Chi, «anche inconsapevolmente osteggia» la famiglia fondata sul matrimonio lavora contro la pace «nazionale e internazionale» perché indebolisce «la principale “agenzia” di pace». Lo afferma Benedetto XVI nel messaggio per la Giornata mondiale della pace 2008, che si celebrerà il prossimo 1° gennaio, intitolato Famiglia umana, comunità di pace. Il testo è stato presentato ieri mattina in Vaticano dal cardinale Renato Martino, presidente di Justitia et Pax. Nel messaggio Papa Ratzinger ribadisce con forza il suo «no» allo sfruttamento irresponsabile delle risorse energetiche a scapito dei Paesi poveri e lancia un accorato appello per il disarmo nucleare.
«Per avere la pace - scrive il Pontefice - c’è bisogno di una legge comune, che aiuti la libertà ad essere veramente se stessa, anziché cieco arbitrio, e che protegga il debole dal sopruso del più forte». La pace deve essere costruita dall’interno delle nazioni, a partire dalle famiglie. Per questo definisce un «oggettivo impedimento» tutto ciò che «contribuisce a indebolire la famiglia fondata sul matrimonio di un uomo e una donna, ciò che direttamente o indirettamente ne frena la disponibilità all’accoglienza responsabile di una nuova vita, ciò che ne ostacola il diritto ad essere la prima responsabile dell’educazione dei figli».
Il Papa denuncia poi «i molti comportamenti arbitrari» che si verificano «all’interno dei singoli Stati» e «nelle relazioni degli Stati tra di loro». «La forza - continua - va sempre disciplinata dalla legge e ciò deve avvenire anche tra Stati sovrani», con un riferimento alla necessità e al diritto di intervento di un organismo sovranazionale qual è l’Onu.
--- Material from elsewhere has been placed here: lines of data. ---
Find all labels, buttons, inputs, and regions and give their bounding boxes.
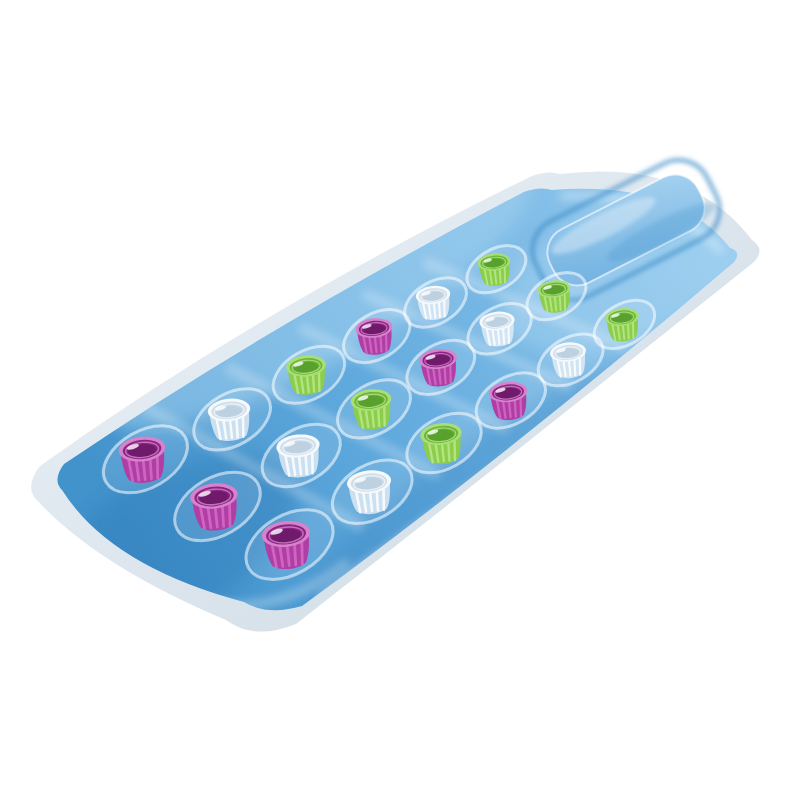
product-photo — [0, 0, 800, 800]
pool-float-illustration — [0, 0, 800, 800]
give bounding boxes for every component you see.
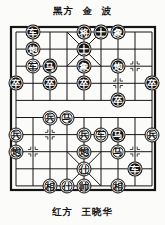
piece-black-cannon: 炮	[26, 42, 41, 57]
piece-black-soldier: 卒	[43, 76, 58, 91]
piece-black-horse: 马	[111, 127, 126, 142]
piece-red-soldier: 兵	[43, 110, 58, 125]
piece-black-horse: 马	[43, 59, 58, 74]
piece-black-advisor: 士	[77, 42, 92, 57]
diagram-page: 黑方 金 波 车将士象炮士车马象炮卒卒卒卒卒兵马兵兵车马兵炮炮马仕车相仕帅相 红…	[0, 0, 165, 225]
piece-red-cannon: 炮	[77, 144, 92, 159]
piece-black-cannon: 炮	[111, 59, 126, 74]
piece-black-advisor: 士	[94, 25, 109, 40]
piece-black-chariot: 车	[128, 161, 143, 176]
piece-red-soldier: 兵	[9, 127, 24, 142]
piece-black-elephant: 象	[77, 59, 92, 74]
piece-red-general: 帅	[77, 178, 92, 193]
black-player-label: 黑方 金 波	[0, 5, 165, 18]
piece-red-chariot: 车	[26, 59, 41, 74]
piece-black-soldier: 卒	[111, 93, 126, 108]
piece-red-horse: 马	[60, 110, 75, 125]
xiangqi-board: 车将士象炮士车马象炮卒卒卒卒卒兵马兵兵车马兵炮炮马仕车相仕帅相	[9, 25, 159, 195]
piece-red-chariot: 车	[94, 127, 109, 142]
piece-red-horse: 马	[111, 144, 126, 159]
piece-red-advisor: 仕	[77, 161, 92, 176]
piece-red-elephant: 相	[111, 178, 126, 193]
piece-black-general: 将	[77, 25, 92, 40]
piece-red-elephant: 相	[43, 178, 58, 193]
piece-black-soldier: 卒	[77, 76, 92, 91]
piece-black-soldier: 卒	[9, 76, 24, 91]
piece-red-soldier: 兵	[77, 127, 92, 142]
piece-red-soldier: 兵	[145, 127, 160, 142]
piece-red-cannon: 炮	[9, 144, 24, 159]
piece-black-elephant: 象	[111, 25, 126, 40]
piece-black-chariot: 车	[26, 25, 41, 40]
piece-black-soldier: 卒	[145, 76, 160, 91]
piece-red-advisor: 仕	[60, 178, 75, 193]
red-player-label: 红方 王晓华	[0, 206, 165, 219]
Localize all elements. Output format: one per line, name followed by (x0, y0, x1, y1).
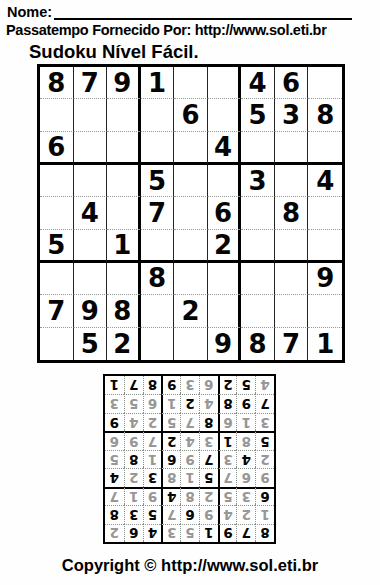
puzzle-cell-r8c2: 9 (74, 295, 108, 327)
solution-cell-r2c2: 2 (236, 505, 255, 523)
solution-cell-r8c3: 8 (218, 394, 237, 412)
solution-cell-r4c8: 2 (124, 468, 143, 486)
solution-cell-r9c9: 1 (105, 376, 124, 394)
puzzle-cell-r3c6: 4 (208, 132, 242, 165)
solution-cell-r9c5: 3 (180, 376, 199, 394)
solution-cell-r9c6: 9 (161, 376, 180, 394)
solution-cell-r5c1: 2 (255, 450, 274, 468)
solution-cell-r7c8: 4 (124, 413, 143, 431)
puzzle-cell-r8c1: 7 (40, 295, 74, 327)
solution-cell-r3c4: 2 (199, 487, 218, 505)
puzzle-cell-r3c8 (275, 132, 309, 165)
solution-cell-r5c7: 1 (143, 450, 162, 468)
solution-cell-r6c7: 7 (143, 431, 162, 449)
puzzle-cell-r7c3 (107, 263, 141, 295)
solution-cell-r3c8: 1 (124, 487, 143, 505)
puzzle-cell-r4c5 (174, 165, 208, 197)
solution-cell-r7c2: 1 (236, 413, 255, 431)
puzzle-cell-r6c8 (275, 230, 309, 263)
solution-cell-r9c2: 5 (236, 376, 255, 394)
page-title: Sudoku Nível Fácil. (29, 41, 199, 63)
solution-cell-r7c5: 7 (180, 413, 199, 431)
puzzle-cell-r2c4 (141, 99, 175, 131)
puzzle-cell-r6c3: 1 (107, 230, 141, 263)
solution-cell-r1c9: 2 (105, 524, 124, 542)
puzzle-cell-r3c3 (107, 132, 141, 165)
puzzle-cell-r9c5 (174, 328, 208, 360)
puzzle-cell-r1c1: 8 (40, 67, 74, 99)
solution-cell-r7c6: 5 (161, 413, 180, 431)
puzzle-cell-r9c8: 7 (275, 328, 309, 360)
puzzle-cell-r9c9: 1 (308, 328, 342, 360)
puzzle-cell-r3c7 (241, 132, 275, 165)
puzzle-cell-r4c7: 3 (241, 165, 275, 197)
solution-cell-r6c6: 2 (161, 431, 180, 449)
puzzle-cell-r6c5 (174, 230, 208, 263)
solution-cell-r2c9: 8 (105, 505, 124, 523)
solution-cell-r9c8: 7 (124, 376, 143, 394)
solution-cell-r5c4: 7 (199, 450, 218, 468)
puzzle-cell-r4c9: 4 (308, 165, 342, 197)
solution-cell-r5c2: 4 (236, 450, 255, 468)
puzzle-cell-r5c1 (40, 197, 74, 229)
solution-cell-r9c3: 2 (218, 376, 237, 394)
puzzle-cell-r3c1: 6 (40, 132, 74, 165)
solution-grid-rotated-180: 8791534621249675386352849179675183242437… (103, 374, 276, 544)
solution-cell-r1c8: 6 (124, 524, 143, 542)
sudoku-worksheet-page: Nome: Passatempo Fornecido Por: http://w… (0, 0, 380, 585)
solution-cell-r2c6: 7 (161, 505, 180, 523)
solution-cell-r4c2: 6 (236, 468, 255, 486)
name-row: Nome: (7, 3, 352, 20)
puzzle-cell-r1c3: 9 (107, 67, 141, 99)
solution-cell-r6c4: 3 (199, 431, 218, 449)
puzzle-cell-r4c2 (74, 165, 108, 197)
puzzle-cell-r7c2 (74, 263, 108, 295)
solution-cell-r2c5: 6 (180, 505, 199, 523)
puzzle-cell-r5c3 (107, 197, 141, 229)
puzzle-cell-r9c1 (40, 328, 74, 360)
puzzle-cell-r2c9: 8 (308, 99, 342, 131)
solution-cell-r1c2: 7 (236, 524, 255, 542)
puzzle-cell-r3c9 (308, 132, 342, 165)
puzzle-cell-r2c1 (40, 99, 74, 131)
puzzle-cell-r7c5 (174, 263, 208, 295)
solution-cell-r6c9: 6 (105, 431, 124, 449)
solution-cell-r4c7: 3 (143, 468, 162, 486)
solution-cell-r9c1: 4 (255, 376, 274, 394)
solution-cell-r4c5: 1 (180, 468, 199, 486)
puzzle-cell-r7c4: 8 (141, 263, 175, 295)
puzzle-cell-r4c4: 5 (141, 165, 175, 197)
puzzle-cell-r4c6 (208, 165, 242, 197)
solution-cell-r8c6: 1 (161, 394, 180, 412)
solution-cell-r3c1: 6 (255, 487, 274, 505)
puzzle-cell-r6c9 (308, 230, 342, 263)
solution-cell-r2c7: 5 (143, 505, 162, 523)
puzzle-cell-r2c8: 3 (275, 99, 309, 131)
solution-cell-r8c5: 2 (180, 394, 199, 412)
puzzle-cell-r2c3 (107, 99, 141, 131)
puzzle-cell-r2c7: 5 (241, 99, 275, 131)
solution-cell-r3c2: 3 (236, 487, 255, 505)
puzzle-cell-r8c8 (275, 295, 309, 327)
puzzle-cell-r5c7 (241, 197, 275, 229)
puzzle-cell-r7c8 (275, 263, 309, 295)
puzzle-cell-r9c6: 9 (208, 328, 242, 360)
puzzle-cell-r2c6 (208, 99, 242, 131)
puzzle-cell-r9c2: 5 (74, 328, 108, 360)
sudoku-puzzle-grid: 8791466538645344768512897982529871 (37, 64, 345, 363)
puzzle-cell-r1c9 (308, 67, 342, 99)
copyright-text: Copyright © http://www.sol.eti.br (0, 556, 380, 575)
puzzle-cell-r5c9 (308, 197, 342, 229)
solution-cell-r9c7: 8 (143, 376, 162, 394)
puzzle-cell-r3c4 (141, 132, 175, 165)
puzzle-cell-r8c9 (308, 295, 342, 327)
puzzle-cell-r7c9: 9 (308, 263, 342, 295)
solution-cell-r1c4: 1 (199, 524, 218, 542)
solution-cell-r6c5: 4 (180, 431, 199, 449)
solution-cell-r3c5: 8 (180, 487, 199, 505)
solution-cell-r8c4: 4 (199, 394, 218, 412)
solution-cell-r8c7: 6 (143, 394, 162, 412)
solution-cell-r3c3: 5 (218, 487, 237, 505)
solution-cell-r1c5: 5 (180, 524, 199, 542)
solution-cell-r9c4: 6 (199, 376, 218, 394)
solution-cell-r6c2: 8 (236, 431, 255, 449)
solution-cell-r4c4: 5 (199, 468, 218, 486)
puzzle-cell-r8c4 (141, 295, 175, 327)
solution-cell-r5c3: 3 (218, 450, 237, 468)
puzzle-cell-r7c7 (241, 263, 275, 295)
solution-cell-r3c7: 9 (143, 487, 162, 505)
puzzle-cell-r1c4: 1 (141, 67, 175, 99)
solution-cell-r3c6: 4 (161, 487, 180, 505)
solution-cell-r7c3: 6 (218, 413, 237, 431)
puzzle-cell-r8c3: 8 (107, 295, 141, 327)
puzzle-cell-r3c5 (174, 132, 208, 165)
puzzle-cell-r5c2: 4 (74, 197, 108, 229)
solution-cell-r4c3: 7 (218, 468, 237, 486)
solution-cell-r5c6: 6 (161, 450, 180, 468)
puzzle-cell-r5c8: 8 (275, 197, 309, 229)
solution-cell-r8c2: 9 (236, 394, 255, 412)
puzzle-cell-r1c2: 7 (74, 67, 108, 99)
puzzle-cell-r6c7 (241, 230, 275, 263)
puzzle-cell-r1c8: 6 (275, 67, 309, 99)
puzzle-cell-r9c4 (141, 328, 175, 360)
puzzle-cell-r6c6: 2 (208, 230, 242, 263)
solution-cell-r6c8: 9 (124, 431, 143, 449)
puzzle-cell-r2c5: 6 (174, 99, 208, 131)
puzzle-cell-r5c6: 6 (208, 197, 242, 229)
solution-cell-r7c1: 3 (255, 413, 274, 431)
puzzle-cell-r2c2 (74, 99, 108, 131)
solution-cell-r6c1: 5 (255, 431, 274, 449)
puzzle-cell-r9c3: 2 (107, 328, 141, 360)
solution-cell-r2c3: 4 (218, 505, 237, 523)
name-label: Nome: (7, 4, 52, 20)
solution-cell-r2c4: 9 (199, 505, 218, 523)
name-fill-line (54, 3, 352, 20)
solution-cell-r4c1: 9 (255, 468, 274, 486)
solution-cell-r8c8: 5 (124, 394, 143, 412)
solution-cell-r8c1: 7 (255, 394, 274, 412)
puzzle-cell-r6c2 (74, 230, 108, 263)
puzzle-cell-r8c5: 2 (174, 295, 208, 327)
solution-cell-r7c9: 9 (105, 413, 124, 431)
solution-cell-r7c7: 2 (143, 413, 162, 431)
puzzle-cell-r7c6 (208, 263, 242, 295)
solution-cell-r5c8: 8 (124, 450, 143, 468)
puzzle-cell-r4c3 (107, 165, 141, 197)
puzzle-cell-r9c7: 8 (241, 328, 275, 360)
solution-cell-r3c9: 7 (105, 487, 124, 505)
puzzle-cell-r4c8 (275, 165, 309, 197)
solution-cell-r8c9: 3 (105, 394, 124, 412)
puzzle-cell-r1c5 (174, 67, 208, 99)
solution-cell-r5c9: 5 (105, 450, 124, 468)
puzzle-cell-r7c1 (40, 263, 74, 295)
puzzle-cell-r5c5 (174, 197, 208, 229)
puzzle-cell-r1c6 (208, 67, 242, 99)
solution-cell-r2c1: 1 (255, 505, 274, 523)
puzzle-cell-r5c4: 7 (141, 197, 175, 229)
puzzle-cell-r6c1: 5 (40, 230, 74, 263)
sudoku-solution-grid: 8791534621249675386352849179675183242437… (103, 374, 276, 544)
solution-cell-r6c3: 1 (218, 431, 237, 449)
solution-cell-r4c6: 8 (161, 468, 180, 486)
provider-line: Passatempo Fornecido Por: http://www.sol… (6, 22, 376, 38)
puzzle-cell-r8c7 (241, 295, 275, 327)
solution-cell-r4c9: 4 (105, 468, 124, 486)
puzzle-cell-r1c7: 4 (241, 67, 275, 99)
solution-cell-r5c5: 9 (180, 450, 199, 468)
puzzle-cell-r4c1 (40, 165, 74, 197)
solution-cell-r2c8: 3 (124, 505, 143, 523)
puzzle-cell-r3c2 (74, 132, 108, 165)
solution-cell-r1c7: 4 (143, 524, 162, 542)
puzzle-cell-r8c6 (208, 295, 242, 327)
solution-cell-r1c3: 9 (218, 524, 237, 542)
solution-cell-r1c6: 3 (161, 524, 180, 542)
solution-cell-r1c1: 8 (255, 524, 274, 542)
puzzle-cell-r6c4 (141, 230, 175, 263)
solution-cell-r7c4: 8 (199, 413, 218, 431)
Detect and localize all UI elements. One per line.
Per quanto riguarda la questione delle risorse, «i Paesi emergenti hanno fame e sete di energia, ma talvolta questa fame viene saziata a danno dei Paesi poveri», costretti «a svendere le risorse in loro possesso». Benedetto XVI chiede rispetto per l’uomo e la sua dignità, indicando questa come base per la tutela dell’ambiente e chiedendo che non vi siano «accelerazioni ideologiche verso conclusioni affrettate». Il Papa chiede infine lo «smantellamento progressivo e concordato delle armi nucleari esistenti», denunciando l’azione di «oligarchie dominanti» che nei Paesi poveri vogliono accrescere il loro potere acquisendo armi sempre più sofisticate.